Someone has wisely said, “You cannot discover new oceans unless you have the courage to lose sight of the shore.”
Given the uncertainties our businesses and lives are subject to, we must find ways of maximising our impact every moment of our life. Businesses have to increase their efficiencies, improve productivity, acquire new customers, and extend the range of their products or services; sometimes, they have to develop entirely new products or services either to address the unmet demands of customers or to create a new market altogether. How else other than continually improving our methods, venturing into new areas and domains, expanding the scope of our work, or making some breakthroughs?
Which route to take?
Ideally, we must work on all these possibilities because they are all independent streams and can run in parallel. We know that each of these routes is uncharted and hence, we can never be sure of seeing the light at the end of the tunnel. We may have to change course, abandon some of the projects or start some new ones along the way. In either case, organisations must invest energies bravely to bet on some tracks and start the haunt of the proverbial gold.
Some efforts could be aimed at making incremental changes in the business process, improving product features, discovering new markets, or understanding the changes in preferences of existing customers; sometimes, the efforts could be aimed at bringing out a major change, a breakthrough or implementing a completely new idea. In either case, the process is creative and engaging.
What are the right ingredients?
We need a team who is passionate about innovation to own up to the project and work on it with dedication and focus. The project must be backed up well by the senior leaders in the organisation and be in the spotlight. The top management must be involved in identifying the opportunities, forming the projects and being the sponsors so that they are involved in the project.

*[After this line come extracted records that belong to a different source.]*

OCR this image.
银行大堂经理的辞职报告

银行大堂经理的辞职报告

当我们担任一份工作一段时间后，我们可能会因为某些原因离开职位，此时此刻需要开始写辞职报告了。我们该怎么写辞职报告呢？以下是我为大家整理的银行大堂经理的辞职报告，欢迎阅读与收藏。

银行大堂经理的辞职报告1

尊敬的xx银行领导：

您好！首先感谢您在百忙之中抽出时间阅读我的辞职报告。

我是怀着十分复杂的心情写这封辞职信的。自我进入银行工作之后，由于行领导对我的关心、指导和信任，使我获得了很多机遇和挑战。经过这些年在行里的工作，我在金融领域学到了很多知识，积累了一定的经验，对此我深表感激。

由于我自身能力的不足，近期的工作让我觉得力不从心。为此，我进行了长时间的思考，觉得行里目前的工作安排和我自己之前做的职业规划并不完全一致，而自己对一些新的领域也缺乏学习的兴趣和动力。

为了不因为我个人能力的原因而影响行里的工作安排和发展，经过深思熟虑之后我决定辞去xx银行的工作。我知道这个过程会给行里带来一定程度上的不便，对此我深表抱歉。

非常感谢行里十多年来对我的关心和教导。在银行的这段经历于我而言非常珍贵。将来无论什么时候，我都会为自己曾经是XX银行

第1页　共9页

While the execution must be top-class and every attempt will be made to succeed, there is a chance of failure. Everyone in the team and the top team must accept the fact that some of these innovation projects will fail. Team members must not feel threatened by failures; neither should they expect any major gains in case of success. They need to understand, it is a part of their job.

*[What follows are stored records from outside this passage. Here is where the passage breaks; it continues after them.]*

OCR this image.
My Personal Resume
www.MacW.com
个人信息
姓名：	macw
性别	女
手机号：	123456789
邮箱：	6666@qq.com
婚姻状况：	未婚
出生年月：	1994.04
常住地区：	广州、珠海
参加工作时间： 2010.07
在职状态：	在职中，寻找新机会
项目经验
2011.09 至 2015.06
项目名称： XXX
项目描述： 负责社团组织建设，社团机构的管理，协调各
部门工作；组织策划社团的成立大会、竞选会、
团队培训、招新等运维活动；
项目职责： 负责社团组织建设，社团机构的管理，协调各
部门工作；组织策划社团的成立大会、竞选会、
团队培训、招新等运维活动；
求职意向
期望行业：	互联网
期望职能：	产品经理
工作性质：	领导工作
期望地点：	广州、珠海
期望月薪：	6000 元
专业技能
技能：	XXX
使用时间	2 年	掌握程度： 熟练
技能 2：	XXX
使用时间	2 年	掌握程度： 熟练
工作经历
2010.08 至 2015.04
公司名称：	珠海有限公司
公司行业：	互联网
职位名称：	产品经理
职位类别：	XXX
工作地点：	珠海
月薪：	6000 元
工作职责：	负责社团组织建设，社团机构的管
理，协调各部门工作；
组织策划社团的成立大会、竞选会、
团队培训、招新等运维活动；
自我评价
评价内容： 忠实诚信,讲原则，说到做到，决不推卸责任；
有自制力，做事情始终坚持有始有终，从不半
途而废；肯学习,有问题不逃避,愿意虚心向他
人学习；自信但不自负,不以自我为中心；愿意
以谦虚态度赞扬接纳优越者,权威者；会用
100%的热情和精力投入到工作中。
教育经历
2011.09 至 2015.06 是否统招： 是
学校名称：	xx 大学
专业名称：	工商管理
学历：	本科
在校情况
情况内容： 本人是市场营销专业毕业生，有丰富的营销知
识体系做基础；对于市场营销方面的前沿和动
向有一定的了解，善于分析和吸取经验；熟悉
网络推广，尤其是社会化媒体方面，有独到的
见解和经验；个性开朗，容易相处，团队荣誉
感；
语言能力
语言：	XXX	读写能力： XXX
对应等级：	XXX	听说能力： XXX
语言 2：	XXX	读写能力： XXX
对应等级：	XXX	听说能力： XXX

Organisation culture plays an important role in fostering an innovation culture. Listening, empathy and transparency must be in the cultural fabric of the firm so that ideas from all stakeholders can bubble up and the right efforts are invested to review these ideas and prioritise a bunch of them over the rest.

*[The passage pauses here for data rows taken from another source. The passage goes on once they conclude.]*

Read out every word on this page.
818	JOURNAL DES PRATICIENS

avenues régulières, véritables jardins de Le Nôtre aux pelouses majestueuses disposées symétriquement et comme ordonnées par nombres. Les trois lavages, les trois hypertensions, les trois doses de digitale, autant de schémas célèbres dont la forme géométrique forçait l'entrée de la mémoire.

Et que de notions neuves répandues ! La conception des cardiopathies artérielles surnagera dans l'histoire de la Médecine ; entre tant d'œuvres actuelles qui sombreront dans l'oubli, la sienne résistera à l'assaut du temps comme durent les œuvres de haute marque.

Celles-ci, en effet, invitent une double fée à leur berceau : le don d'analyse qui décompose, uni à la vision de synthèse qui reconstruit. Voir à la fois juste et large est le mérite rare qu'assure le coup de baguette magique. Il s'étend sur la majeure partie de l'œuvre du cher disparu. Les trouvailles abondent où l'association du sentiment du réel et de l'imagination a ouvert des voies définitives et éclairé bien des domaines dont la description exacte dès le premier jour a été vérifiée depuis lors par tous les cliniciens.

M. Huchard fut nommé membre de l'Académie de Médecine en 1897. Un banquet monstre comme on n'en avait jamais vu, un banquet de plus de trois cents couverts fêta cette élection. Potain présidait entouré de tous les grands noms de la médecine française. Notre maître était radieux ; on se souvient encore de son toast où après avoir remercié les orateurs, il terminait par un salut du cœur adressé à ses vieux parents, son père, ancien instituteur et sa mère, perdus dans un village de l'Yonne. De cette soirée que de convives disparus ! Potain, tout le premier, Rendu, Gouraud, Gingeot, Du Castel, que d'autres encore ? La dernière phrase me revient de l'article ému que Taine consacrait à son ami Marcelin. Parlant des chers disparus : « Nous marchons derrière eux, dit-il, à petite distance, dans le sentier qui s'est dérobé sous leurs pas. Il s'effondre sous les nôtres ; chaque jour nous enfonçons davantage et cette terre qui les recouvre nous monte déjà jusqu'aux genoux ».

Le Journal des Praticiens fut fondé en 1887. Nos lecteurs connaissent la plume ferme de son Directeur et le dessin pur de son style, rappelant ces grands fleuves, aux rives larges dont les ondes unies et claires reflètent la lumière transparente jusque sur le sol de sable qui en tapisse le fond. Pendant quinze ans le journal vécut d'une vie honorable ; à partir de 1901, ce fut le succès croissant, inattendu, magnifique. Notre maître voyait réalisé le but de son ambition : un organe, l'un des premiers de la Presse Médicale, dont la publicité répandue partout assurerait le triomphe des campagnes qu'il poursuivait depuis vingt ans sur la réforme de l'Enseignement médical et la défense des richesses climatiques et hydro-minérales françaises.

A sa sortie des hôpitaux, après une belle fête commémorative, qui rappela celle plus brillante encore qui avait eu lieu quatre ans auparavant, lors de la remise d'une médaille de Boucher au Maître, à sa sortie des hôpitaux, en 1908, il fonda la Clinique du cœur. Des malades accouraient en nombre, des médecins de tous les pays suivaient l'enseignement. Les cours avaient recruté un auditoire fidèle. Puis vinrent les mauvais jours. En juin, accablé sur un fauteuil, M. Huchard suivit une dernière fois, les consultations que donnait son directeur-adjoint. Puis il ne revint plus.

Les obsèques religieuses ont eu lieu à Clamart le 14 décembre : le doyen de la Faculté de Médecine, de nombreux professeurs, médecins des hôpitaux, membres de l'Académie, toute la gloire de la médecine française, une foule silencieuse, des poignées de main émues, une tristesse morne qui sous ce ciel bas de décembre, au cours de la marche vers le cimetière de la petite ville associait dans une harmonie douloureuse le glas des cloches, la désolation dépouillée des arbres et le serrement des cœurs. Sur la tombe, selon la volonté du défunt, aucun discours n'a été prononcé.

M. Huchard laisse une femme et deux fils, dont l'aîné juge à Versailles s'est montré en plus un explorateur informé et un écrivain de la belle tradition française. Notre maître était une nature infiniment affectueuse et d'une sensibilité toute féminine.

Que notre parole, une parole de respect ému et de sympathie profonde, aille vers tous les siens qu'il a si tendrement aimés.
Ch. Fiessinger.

One-time activity or ongoing?
One wonders if such a programme should be ongoing or a periodic exercise. Every organisation operates in a unique context such as competitive forces, macroeconomic factors, and industry realities. Innovation programmes need the investment of money, time, people, and other resources such as facilities, technology partners and external agencies. Leaders must evaluate if the innovation efforts can be a competitive advantage for them and the returns they can generate out of these programmes and can accordingly decide the tenure, frequency, and scale of these programmes.
Irrespective of the agenda, duration, and scope of the programme, at its foundation, we need hands-on leadership by the top leaders of the firm and a culture that supports innovation.